1
Yorum
0
Beğeni
0,0
Puan
698
Okunma

Ben bilerek göletlere basanlardanım.
Şap diye ayağımın içeri girmesi ve sırılsıklam olmak bana ayrı bir mutluluk verir.
Yağmurda şemsiye kullanmam, ömür kısa ıslanmak lazım.
Kar yağarken yaşıma bakmadan ağzımla yakalamak tabiatımdandır.
Nerede bir çocuk görsem severim.
İnsanlarla konuşur,gülerim.Onların sadece ruhlarıdır beni ilgilendiren.
Sosyal olmak için ter dökemem.
Sevmediğim insanların yanında bulunmam.Eğer mecbur kalırsam bin yıldır açılmamış bir kapıyı andırır ağzım.

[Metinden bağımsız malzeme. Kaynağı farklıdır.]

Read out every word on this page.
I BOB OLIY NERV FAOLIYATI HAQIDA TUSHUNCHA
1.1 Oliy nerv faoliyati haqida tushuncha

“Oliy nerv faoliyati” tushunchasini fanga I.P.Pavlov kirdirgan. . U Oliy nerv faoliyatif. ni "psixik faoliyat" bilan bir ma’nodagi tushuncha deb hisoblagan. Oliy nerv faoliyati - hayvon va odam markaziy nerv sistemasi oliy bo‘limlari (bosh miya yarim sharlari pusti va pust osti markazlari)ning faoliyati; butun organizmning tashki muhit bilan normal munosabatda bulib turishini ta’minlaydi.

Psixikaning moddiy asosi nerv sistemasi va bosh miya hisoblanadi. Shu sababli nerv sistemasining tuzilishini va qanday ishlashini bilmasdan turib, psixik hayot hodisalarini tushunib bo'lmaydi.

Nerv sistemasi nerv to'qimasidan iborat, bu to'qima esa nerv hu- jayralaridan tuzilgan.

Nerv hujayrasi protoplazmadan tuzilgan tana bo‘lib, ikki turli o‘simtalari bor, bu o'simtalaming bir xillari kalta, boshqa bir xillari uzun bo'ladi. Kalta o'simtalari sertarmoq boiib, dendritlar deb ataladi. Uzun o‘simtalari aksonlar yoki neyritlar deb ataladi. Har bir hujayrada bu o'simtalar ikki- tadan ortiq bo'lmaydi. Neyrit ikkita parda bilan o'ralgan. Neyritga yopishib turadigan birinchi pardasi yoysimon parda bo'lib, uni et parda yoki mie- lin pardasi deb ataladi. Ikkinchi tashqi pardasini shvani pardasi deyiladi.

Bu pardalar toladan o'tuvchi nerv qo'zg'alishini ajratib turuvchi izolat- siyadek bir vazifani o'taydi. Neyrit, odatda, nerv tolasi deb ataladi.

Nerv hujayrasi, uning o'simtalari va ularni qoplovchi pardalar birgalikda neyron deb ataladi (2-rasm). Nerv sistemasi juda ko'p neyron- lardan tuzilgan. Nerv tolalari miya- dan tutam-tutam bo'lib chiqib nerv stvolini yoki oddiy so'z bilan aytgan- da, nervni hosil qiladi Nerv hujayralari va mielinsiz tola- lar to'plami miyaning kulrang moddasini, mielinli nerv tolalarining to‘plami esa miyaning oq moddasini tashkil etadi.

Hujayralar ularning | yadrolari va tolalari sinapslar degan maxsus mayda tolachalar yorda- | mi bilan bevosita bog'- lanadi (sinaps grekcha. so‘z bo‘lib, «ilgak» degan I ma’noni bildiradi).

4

Otobüse binince yanımdakilerle tanışır konuşup gülerim.Elimde varsa yediğimden veririm.
Usturuplu gülemem,ayağımı yere vurarak tepinerek gülerim.
İstediğim gibi konuşurum.Ortam zaman yer ve mekan kavramım zayıftır.
Tanımadığım her insanın hanesine artı bir puanla başlarım ilişkilerime.
Siyasi davranamam,istesem de başaramam hiç de istemem uğraşamam.
Etten önce kazana düşerim.
İçimden geldiği gibi davranırım.
Beni duyguları gösteren bir röntgene koysalar en ufak bir kötülük bulamazsınız kalbimde.
Zayıf noktalarımı anlatır dururum,başarısızlıklarımı.
Aptal durumuna düştüğümde gülerim herkesten çok.
Hatalarımı söylediklerinde düşünürüm,susarım.
Bana kötülük yapan insana karşılık vermem,uzak dururum.
Elimde olanı dağıtırım .
Başkalarının acıları acım olur.
Mutlulukları mutluluğum.
İntikam ,kin ,haset yok defterimde.
Kendimi düşünür gibi düşünürüm insanları.
Kötü duruma düşene yardım ederim,kınamam,ayıplamam,kahrolurum onunla.
Kimsenin açığını aramam,eksiğini.
Biraz hayalciyim ,biraz deli,çokça iyi niyetli.